The union organizations behind the protest — the CSD, CSN, CSQ and FTQ — said in a statement that they “dissociate entirely from this isolated action.”

The protest “marked International Workers’ Day, uniting thousands of protesters from all the union organizations, from community groups, from citizen organizations and student associations, who marched peacefully through the streets of Montreal from beginning to end,” the statement said.

“Unions had the responsibility to denounce the actions undertaken at the protest, which they did quickly,” Quebec Premier Christine Fréchette said on social media. “I’m convinced that it’s possible to make progress constructively, without violence or threats.”

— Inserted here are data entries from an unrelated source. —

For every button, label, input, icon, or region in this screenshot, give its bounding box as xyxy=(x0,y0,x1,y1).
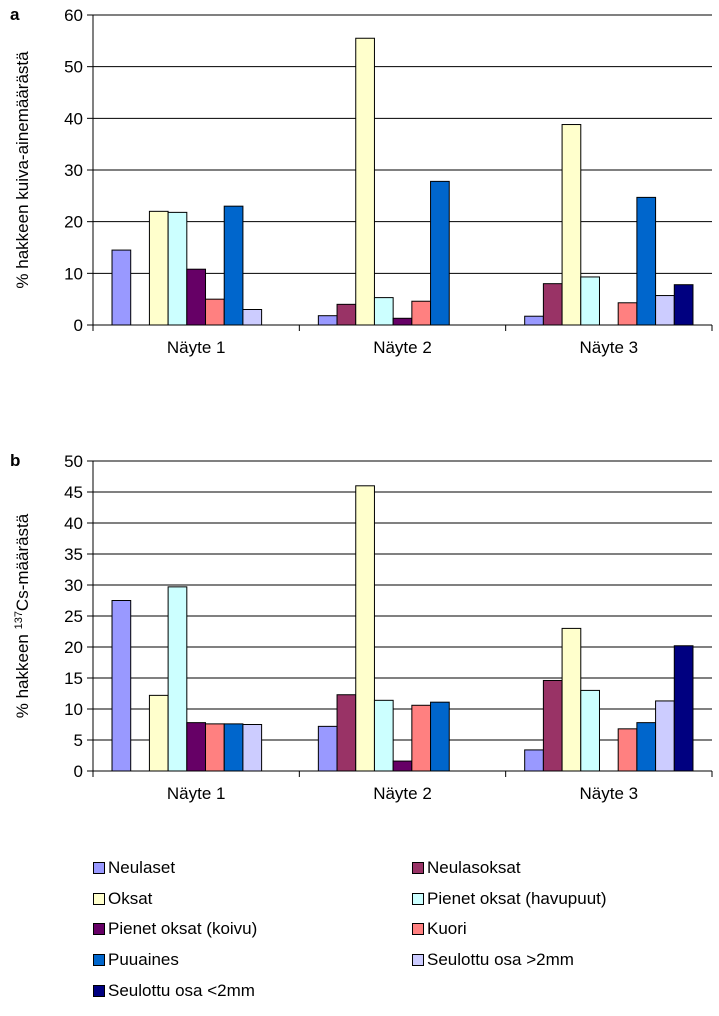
bar xyxy=(636,196,657,326)
y-tick-label: 60 xyxy=(64,6,83,25)
bar xyxy=(542,679,563,772)
bar xyxy=(655,295,675,326)
x-tick-label: Näyte 1 xyxy=(167,338,226,357)
bar xyxy=(542,283,563,326)
bar xyxy=(317,725,338,772)
y-axis-label: % hakkeen 137Cs-määrästä xyxy=(13,513,32,718)
bar xyxy=(148,210,169,326)
y-tick-label: 25 xyxy=(64,607,83,626)
y-tick-label: 40 xyxy=(64,514,83,533)
y-tick-label: 50 xyxy=(64,452,83,471)
bar xyxy=(186,268,207,326)
bar xyxy=(186,722,207,772)
y-tick-label: 20 xyxy=(64,213,83,232)
bar xyxy=(430,701,450,772)
bar xyxy=(655,700,675,772)
x-tick-label: Näyte 2 xyxy=(373,784,432,803)
y-tick-label: 45 xyxy=(64,483,83,502)
y-tick-label: 20 xyxy=(64,638,83,657)
bar xyxy=(617,728,638,772)
bar xyxy=(223,723,244,772)
y-tick-label: 10 xyxy=(64,700,83,719)
bar xyxy=(223,205,244,326)
bar xyxy=(336,303,357,326)
bar xyxy=(524,749,544,772)
bar xyxy=(111,600,132,772)
chart-panel-a: a 0 10 20 30 40 50 60 Näyte 1 Näyte 2 Näyte 3 % hak… xyxy=(10,5,713,357)
bar xyxy=(673,284,694,326)
bar xyxy=(148,694,169,772)
y-tick-label: 10 xyxy=(64,264,83,283)
bar xyxy=(373,297,394,326)
y-tick-label: 5 xyxy=(74,731,83,750)
y-tick-label: 50 xyxy=(64,58,83,77)
x-tick-label: Näyte 2 xyxy=(373,338,432,357)
bar xyxy=(561,627,582,772)
bar xyxy=(430,180,450,326)
y-axis-label-superscript: 137 xyxy=(13,611,25,629)
panel-letter: b xyxy=(10,451,20,470)
x-tick-label: Näyte 3 xyxy=(580,338,639,357)
y-tick-label: 40 xyxy=(64,109,83,128)
bar xyxy=(355,485,375,772)
bar xyxy=(411,704,432,772)
bar xyxy=(205,298,225,326)
bar xyxy=(373,699,394,772)
y-tick-label: 30 xyxy=(64,161,83,180)
bar xyxy=(317,315,338,326)
bar xyxy=(617,302,638,326)
x-tick-label: Näyte 3 xyxy=(580,784,639,803)
bar xyxy=(392,317,413,326)
bar xyxy=(355,37,375,326)
bar xyxy=(580,689,600,772)
panel-letter: a xyxy=(10,5,20,24)
y-tick-label: 35 xyxy=(64,545,83,564)
bar xyxy=(167,211,188,326)
y-axis-label: % hakkeen kuiva-ainemäärästä xyxy=(13,51,32,289)
bar xyxy=(580,276,600,326)
y-axis-label-suffix: Cs-määrästä xyxy=(13,513,32,611)
chart-panel-b: b 0 5 10 15 20 25 30 35 40 45 50 Näyte 1 Näyte 2 Näyte… xyxy=(10,451,713,803)
y-tick-label: 0 xyxy=(74,762,83,781)
bar xyxy=(673,645,694,772)
bar xyxy=(524,315,544,326)
bar xyxy=(111,249,132,326)
bar xyxy=(242,724,263,772)
bar xyxy=(336,694,357,772)
bar xyxy=(561,124,582,326)
bar xyxy=(636,722,657,772)
y-tick-label: 15 xyxy=(64,669,83,688)
bar xyxy=(242,309,263,326)
y-axis-label-prefix: % hakkeen xyxy=(13,629,32,718)
bar xyxy=(392,760,413,772)
bar xyxy=(167,586,188,772)
x-tick-label: Näyte 1 xyxy=(167,784,226,803)
y-tick-label: 30 xyxy=(64,576,83,595)
bar xyxy=(411,300,432,326)
y-tick-label: 0 xyxy=(74,316,83,335)
bar xyxy=(205,723,225,772)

Reached for comment, a spokesperson for Boulet said only: “We’re evaluating the situation and aren’t ruling out any possibility.”

The labour minister has been criticized in recent months by Quebec’s unions, which have called his recent legislation an attempt at “muzzling” them.

Bill 3, which passed into law in April, restricts unions’ ability to fund court challenges and political activities.

The Barreau du Québec, which represents the province’s lawyers, has also spoken out against the legislation, warning that it risks undermining democratic rights.